Structure-Preserving Physics-Informed Neural Network for the Korteweg--de Vries (KdV) Equation

TL;DR

This paper develops a structure-preserving PINN framework for the KdV equation that embeds conservation laws into the training process, employs sinusoidal activations for better spectral accuracy, and demonstrates improved stability and physical fidelity in simulating nonlinear dispersive waves.

Contribution

It introduces a novel invariant-preserving PINN approach with sinusoidal activations for the KdV equation, ensuring energy conservation and accurate wave dynamics.

Findings

Successfully models soliton propagation, interaction, and dispersive breakup.

Enhances long-term stability and reduces invariant drift.

Accelerates convergence with invariant-constrained optimization and sinusoidal features.

Abstract

Physics-Informed Neural Networks (PINNs) offer a flexible framework for solving nonlinear partial differential equations (PDEs), yet conventional implementations often fail to preserve key physical invariants during long-term integration.

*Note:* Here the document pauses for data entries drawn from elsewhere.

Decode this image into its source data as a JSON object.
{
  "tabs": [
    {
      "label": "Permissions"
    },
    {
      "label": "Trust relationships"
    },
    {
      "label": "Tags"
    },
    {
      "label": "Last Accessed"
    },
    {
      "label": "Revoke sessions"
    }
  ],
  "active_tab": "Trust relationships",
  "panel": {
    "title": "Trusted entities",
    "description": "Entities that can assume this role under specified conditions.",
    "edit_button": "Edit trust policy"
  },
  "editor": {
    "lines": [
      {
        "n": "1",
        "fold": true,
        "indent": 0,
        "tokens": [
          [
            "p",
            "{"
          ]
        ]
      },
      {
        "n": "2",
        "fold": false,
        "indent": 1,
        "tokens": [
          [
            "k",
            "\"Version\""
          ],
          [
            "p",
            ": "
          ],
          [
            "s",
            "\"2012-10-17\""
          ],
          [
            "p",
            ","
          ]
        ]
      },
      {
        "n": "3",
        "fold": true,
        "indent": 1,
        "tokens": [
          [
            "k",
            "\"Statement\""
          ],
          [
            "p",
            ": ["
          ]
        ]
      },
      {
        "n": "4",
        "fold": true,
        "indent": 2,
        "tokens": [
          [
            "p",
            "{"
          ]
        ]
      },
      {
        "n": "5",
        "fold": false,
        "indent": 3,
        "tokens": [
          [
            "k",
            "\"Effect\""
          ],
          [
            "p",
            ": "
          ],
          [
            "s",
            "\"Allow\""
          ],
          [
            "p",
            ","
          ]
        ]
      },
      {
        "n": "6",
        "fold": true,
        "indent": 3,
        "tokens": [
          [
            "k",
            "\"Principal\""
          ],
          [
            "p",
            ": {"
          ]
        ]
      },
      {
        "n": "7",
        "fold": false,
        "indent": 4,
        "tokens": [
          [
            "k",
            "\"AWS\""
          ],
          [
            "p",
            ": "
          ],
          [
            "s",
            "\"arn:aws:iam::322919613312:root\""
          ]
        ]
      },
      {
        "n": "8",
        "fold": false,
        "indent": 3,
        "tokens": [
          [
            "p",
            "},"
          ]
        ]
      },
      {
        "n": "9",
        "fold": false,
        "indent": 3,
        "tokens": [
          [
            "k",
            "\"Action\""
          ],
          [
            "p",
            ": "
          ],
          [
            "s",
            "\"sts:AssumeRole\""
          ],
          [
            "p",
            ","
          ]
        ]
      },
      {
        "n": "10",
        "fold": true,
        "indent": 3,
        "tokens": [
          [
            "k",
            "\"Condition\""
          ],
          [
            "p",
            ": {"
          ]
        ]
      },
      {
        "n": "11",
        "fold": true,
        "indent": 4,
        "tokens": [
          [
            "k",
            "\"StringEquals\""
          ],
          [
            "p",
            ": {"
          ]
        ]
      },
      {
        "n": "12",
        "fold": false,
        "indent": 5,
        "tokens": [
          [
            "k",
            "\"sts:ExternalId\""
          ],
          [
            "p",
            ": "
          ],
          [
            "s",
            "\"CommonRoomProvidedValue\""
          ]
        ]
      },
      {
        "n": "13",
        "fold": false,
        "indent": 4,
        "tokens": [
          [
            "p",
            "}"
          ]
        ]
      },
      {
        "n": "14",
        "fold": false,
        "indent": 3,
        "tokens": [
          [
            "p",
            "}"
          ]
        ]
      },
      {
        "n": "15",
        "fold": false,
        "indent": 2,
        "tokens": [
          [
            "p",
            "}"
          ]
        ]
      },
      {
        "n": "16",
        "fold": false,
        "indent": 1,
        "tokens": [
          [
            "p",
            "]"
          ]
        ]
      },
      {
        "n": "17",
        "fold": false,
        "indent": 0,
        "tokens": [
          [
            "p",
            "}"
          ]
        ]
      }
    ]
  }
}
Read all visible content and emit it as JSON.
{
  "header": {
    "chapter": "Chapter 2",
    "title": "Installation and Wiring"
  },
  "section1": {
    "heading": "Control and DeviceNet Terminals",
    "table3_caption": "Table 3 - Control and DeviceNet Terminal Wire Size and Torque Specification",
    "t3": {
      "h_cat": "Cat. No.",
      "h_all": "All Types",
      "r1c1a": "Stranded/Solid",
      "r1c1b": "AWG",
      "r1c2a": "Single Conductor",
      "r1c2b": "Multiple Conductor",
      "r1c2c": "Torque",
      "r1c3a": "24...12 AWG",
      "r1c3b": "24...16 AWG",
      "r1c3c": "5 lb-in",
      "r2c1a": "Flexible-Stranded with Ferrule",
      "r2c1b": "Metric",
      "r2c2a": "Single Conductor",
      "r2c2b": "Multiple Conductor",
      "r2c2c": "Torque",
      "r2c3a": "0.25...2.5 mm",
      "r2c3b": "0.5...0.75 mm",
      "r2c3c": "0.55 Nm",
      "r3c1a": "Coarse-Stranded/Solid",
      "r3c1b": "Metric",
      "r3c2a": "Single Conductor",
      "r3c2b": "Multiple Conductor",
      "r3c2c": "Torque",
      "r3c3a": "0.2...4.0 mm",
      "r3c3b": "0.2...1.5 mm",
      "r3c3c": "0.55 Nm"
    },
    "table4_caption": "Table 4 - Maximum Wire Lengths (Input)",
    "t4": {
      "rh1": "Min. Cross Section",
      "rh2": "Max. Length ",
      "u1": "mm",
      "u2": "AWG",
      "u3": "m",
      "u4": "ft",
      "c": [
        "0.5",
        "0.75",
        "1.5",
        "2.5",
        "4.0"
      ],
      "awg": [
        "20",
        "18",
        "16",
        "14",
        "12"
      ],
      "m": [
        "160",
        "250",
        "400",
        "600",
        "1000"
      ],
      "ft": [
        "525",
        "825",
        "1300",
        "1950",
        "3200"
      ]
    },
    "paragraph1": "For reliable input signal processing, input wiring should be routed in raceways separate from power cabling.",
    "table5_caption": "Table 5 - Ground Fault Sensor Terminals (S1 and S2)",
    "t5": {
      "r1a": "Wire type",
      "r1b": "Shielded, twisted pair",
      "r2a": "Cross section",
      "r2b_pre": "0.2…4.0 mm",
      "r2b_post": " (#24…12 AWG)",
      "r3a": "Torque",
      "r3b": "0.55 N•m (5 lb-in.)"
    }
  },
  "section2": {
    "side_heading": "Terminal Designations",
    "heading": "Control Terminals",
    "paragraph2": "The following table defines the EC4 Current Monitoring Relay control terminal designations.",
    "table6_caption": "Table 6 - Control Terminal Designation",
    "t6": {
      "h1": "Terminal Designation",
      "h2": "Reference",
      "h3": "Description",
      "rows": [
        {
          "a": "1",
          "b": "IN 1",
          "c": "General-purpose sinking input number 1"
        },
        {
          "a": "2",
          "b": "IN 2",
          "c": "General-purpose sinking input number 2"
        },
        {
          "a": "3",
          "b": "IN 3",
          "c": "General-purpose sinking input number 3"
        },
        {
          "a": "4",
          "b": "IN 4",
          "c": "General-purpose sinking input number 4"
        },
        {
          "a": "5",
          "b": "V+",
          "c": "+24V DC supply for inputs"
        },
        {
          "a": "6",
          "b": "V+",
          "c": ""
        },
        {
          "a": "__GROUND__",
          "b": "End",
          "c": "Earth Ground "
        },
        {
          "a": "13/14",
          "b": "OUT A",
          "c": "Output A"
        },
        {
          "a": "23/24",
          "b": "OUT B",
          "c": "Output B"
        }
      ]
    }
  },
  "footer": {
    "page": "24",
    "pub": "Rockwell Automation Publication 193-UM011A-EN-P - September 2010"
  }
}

This paper introduces a \emph{structure-preserving PINN} framework for the nonlinear Korteweg--de Vries (KdV) equation, a prototypical model for nonlinear and dispersive wave propagation. The proposed method embeds the conservation of mass and Hamiltonian energy directly into the loss function, ensuring physically consistent and energy-stable evolution throughout training and prediction. Unlike standard \texttt{tanh}-based PINNs~\cite{raissi2019pinn,wang2022modifiedpinn}, our approach employs sinusoidal activation functions that enhance spectral expressiveness and accurately capture the oscillatory and dispersive nature of KdV solitons. Through representative case studies -- including single-soliton propagation (shape-preserving translation), two-soliton interaction (elastic collision with phase shift), and cosine-pulse initialization (nonlinear dispersive breakup) -- the model successfully reproduces hallmark behaviors of KdV dynamics while maintaining conserved invariants. Ablation studies demonstrate that combining invariant-constrained optimization with sinusoidal feature mappings accelerates convergence, improves long-term stability, and mitigates drift without multi-stage pretraining. These results highlight that computationally efficient, invariant-aware regularization coupled with sinusoidal representations yields robust, energy-consistent PINNs for Hamiltonian partial differential equations such as the KdV equation.